Usually, these options should be used together to dump machine-readable
results for the benchmarks.

NO_DOC=perf test
NO_CHANGELOG=perf test
NO_TEST=perf test
---
 perf/lua/column_scan.lua | 49 +++++++++++++++++++++++++++++-----------
 1 file changed, 36 insertions(+), 13 deletions(-)

diff --git a/perf/lua/column_scan.lua b/perf/lua/column_scan.lua
index 634f28ae06..40541a1124 100644
--- a/perf/lua/column_scan.lua
+++ b/perf/lua/column_scan.lua
@@ -1,15 +1,8 @@
 --
 -- The test measures run time of space full scan.
 --
--- Output format:
--- <test-case> <run-time-seconds>
---
--- Options:
--- --engine <string>         space engine to use for the test
--- --column_count <number>   number of columns in the test space
--- --row_count <number>      number of rows in the test space
--- --use_read_view           use a read view
--- --use_scanner_api         use the column scanner API
+-- Output format (console):
+-- <test-case> <rows-per-second>
 --
 -- NOTE: The test requires a C module. Set the BUILDDIR environment variable to
 -- the tarantool build directory if using out-of-source build.

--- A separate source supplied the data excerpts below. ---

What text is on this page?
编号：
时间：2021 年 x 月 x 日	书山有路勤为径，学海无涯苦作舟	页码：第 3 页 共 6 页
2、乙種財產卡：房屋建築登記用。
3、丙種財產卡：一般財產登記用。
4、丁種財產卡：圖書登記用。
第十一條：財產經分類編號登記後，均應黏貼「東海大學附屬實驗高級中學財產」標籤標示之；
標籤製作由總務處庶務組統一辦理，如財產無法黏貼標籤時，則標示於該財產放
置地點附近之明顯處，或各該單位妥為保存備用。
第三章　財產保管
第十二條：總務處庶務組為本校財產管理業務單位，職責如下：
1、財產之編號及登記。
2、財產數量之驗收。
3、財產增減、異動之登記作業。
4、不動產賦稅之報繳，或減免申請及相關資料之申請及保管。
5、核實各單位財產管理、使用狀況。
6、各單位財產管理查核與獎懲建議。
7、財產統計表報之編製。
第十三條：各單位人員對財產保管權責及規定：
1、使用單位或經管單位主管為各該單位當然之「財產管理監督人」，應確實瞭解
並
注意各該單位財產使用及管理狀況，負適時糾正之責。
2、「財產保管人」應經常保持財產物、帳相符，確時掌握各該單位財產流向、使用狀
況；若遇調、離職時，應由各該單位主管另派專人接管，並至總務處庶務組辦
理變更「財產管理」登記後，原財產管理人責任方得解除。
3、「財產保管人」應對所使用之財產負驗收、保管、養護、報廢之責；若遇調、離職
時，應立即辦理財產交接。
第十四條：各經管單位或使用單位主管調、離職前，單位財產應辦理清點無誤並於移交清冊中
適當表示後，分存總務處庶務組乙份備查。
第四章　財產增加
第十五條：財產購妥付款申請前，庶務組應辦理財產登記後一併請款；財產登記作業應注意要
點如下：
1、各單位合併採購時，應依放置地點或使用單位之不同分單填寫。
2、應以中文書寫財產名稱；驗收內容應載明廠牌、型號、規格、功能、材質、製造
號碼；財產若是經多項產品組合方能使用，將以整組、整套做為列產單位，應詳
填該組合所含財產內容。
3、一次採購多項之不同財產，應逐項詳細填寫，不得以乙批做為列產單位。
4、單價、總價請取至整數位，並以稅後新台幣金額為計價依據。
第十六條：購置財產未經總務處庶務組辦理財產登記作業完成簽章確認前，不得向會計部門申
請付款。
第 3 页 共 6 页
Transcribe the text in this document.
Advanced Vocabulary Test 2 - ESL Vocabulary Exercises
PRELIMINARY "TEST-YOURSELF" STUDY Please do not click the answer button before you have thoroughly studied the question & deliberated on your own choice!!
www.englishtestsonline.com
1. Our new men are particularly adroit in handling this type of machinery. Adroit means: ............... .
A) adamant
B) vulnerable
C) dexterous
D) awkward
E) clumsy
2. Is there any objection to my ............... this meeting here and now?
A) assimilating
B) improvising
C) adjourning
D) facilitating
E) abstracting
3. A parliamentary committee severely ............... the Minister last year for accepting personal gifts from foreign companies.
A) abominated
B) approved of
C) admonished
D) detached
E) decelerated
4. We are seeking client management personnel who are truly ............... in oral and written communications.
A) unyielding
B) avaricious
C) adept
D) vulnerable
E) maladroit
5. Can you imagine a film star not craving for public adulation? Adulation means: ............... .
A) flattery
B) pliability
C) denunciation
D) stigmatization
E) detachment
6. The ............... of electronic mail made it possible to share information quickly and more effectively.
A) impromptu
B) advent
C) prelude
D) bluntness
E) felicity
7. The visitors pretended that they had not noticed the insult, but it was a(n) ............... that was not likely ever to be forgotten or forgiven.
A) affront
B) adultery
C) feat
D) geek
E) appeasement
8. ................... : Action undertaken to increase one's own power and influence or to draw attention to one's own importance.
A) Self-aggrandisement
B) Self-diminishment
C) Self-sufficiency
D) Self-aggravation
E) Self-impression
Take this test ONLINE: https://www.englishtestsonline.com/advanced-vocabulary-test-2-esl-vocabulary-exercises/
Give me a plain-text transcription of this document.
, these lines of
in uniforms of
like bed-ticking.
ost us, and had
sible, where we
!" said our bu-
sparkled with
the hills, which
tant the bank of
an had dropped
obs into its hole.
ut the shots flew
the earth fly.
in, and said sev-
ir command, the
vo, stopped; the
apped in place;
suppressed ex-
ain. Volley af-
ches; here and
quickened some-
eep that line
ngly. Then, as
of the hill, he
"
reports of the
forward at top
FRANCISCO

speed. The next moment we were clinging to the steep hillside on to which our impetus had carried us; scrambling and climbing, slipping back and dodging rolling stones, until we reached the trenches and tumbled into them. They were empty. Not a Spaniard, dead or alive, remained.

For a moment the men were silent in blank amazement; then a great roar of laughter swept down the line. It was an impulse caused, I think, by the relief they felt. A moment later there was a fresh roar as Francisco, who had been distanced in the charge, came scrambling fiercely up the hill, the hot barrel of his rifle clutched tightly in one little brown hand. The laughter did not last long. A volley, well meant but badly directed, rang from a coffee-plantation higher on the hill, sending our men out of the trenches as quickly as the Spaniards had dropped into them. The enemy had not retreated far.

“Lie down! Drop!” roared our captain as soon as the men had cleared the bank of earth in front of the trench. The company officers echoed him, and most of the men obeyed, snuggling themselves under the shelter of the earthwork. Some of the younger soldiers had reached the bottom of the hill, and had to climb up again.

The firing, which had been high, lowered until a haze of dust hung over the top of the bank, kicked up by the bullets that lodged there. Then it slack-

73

@@ -21,14 +14,26 @@ local fio = require('fio')
 local ffi = require('ffi')
 local log = require('log')
 local tarantool = require('tarantool')
+local benchmark = require('benchmark')
 
-local params = require('internal.argparse').parse(arg, {
-    {'engine', 'string'},
+local USAGE = [[
+   column_count <number, 100>       - number of columns in the test space
+   engine <string, 'memtx'>         - space engine to use for the test
+   row_count <number, 1000000>      - number of rows in the test space
+   use_read_view <boolean, false>   - use a read view
+   use_scanner_api <boolean, false> - use the column scanner API
+
+ Being run without options, this benchmark measures the run time of a full scan
+ from the space.
+]]
+
+local params = benchmark.argparse(arg, {
     {'column_count', 'number'},
+    {'engine', 'string'},
     {'row_count', 'number'},
     {'use_read_view', 'boolean'},
     {'use_scanner_api', 'boolean'},
-})
+}, USAGE)
 
 local DEFAULT_ENGINE = 'memtx'
 local DEFAULT_COLUMN_COUNT = 100
@@ -40,6 +45,8 @@ params.row_count = params.row_count or DEFAULT_ROW_COUNT
 params.use_read_view = params.use_read_view or false
 params.use_scanner_api = params.use_scanner_api or false
 
+local bench = benchmark.new(params)
+
 local BUILDDIR = fio.abspath(fio.pathjoin(os.getenv('BUILDDIR') or '.'))
 local MODULEPATH = fio.pathjoin(BUILDDIR, 'perf', 'lua',
                                 '?.' .. tarantool.build.mod_format)
@@ -144,13 +151,29 @@ local TESTS = {
     },
 }
 
+local function run_test(test)
+    local func = test.func
+    local real_time_start = clock.time()
+    local cpu_time_start = clock.proc()
+    func()
+    local delta_real = clock.time() - real_time_start
+    local delta_cpu = clock.proc() - cpu_time_start
+    bench:add_result(test.name, {
+        real_time = delta_real,
+        cpu_time = delta_cpu,
+        items = params.row_count,
+    })
+end
+
 test_module.init()
 fiber.set_max_slice(9000)
 
 for _, test in ipairs(TESTS) do
     log.info('Running test %s...', test.name)
     test.func() -- warmup
-    print(string.format('%s %.3f', test.name, clock.bench(test.func)[1]))
+    run_test(test)
 end
 
+bench:dump_results()
+
 os.exit(0)
-- 
GitLab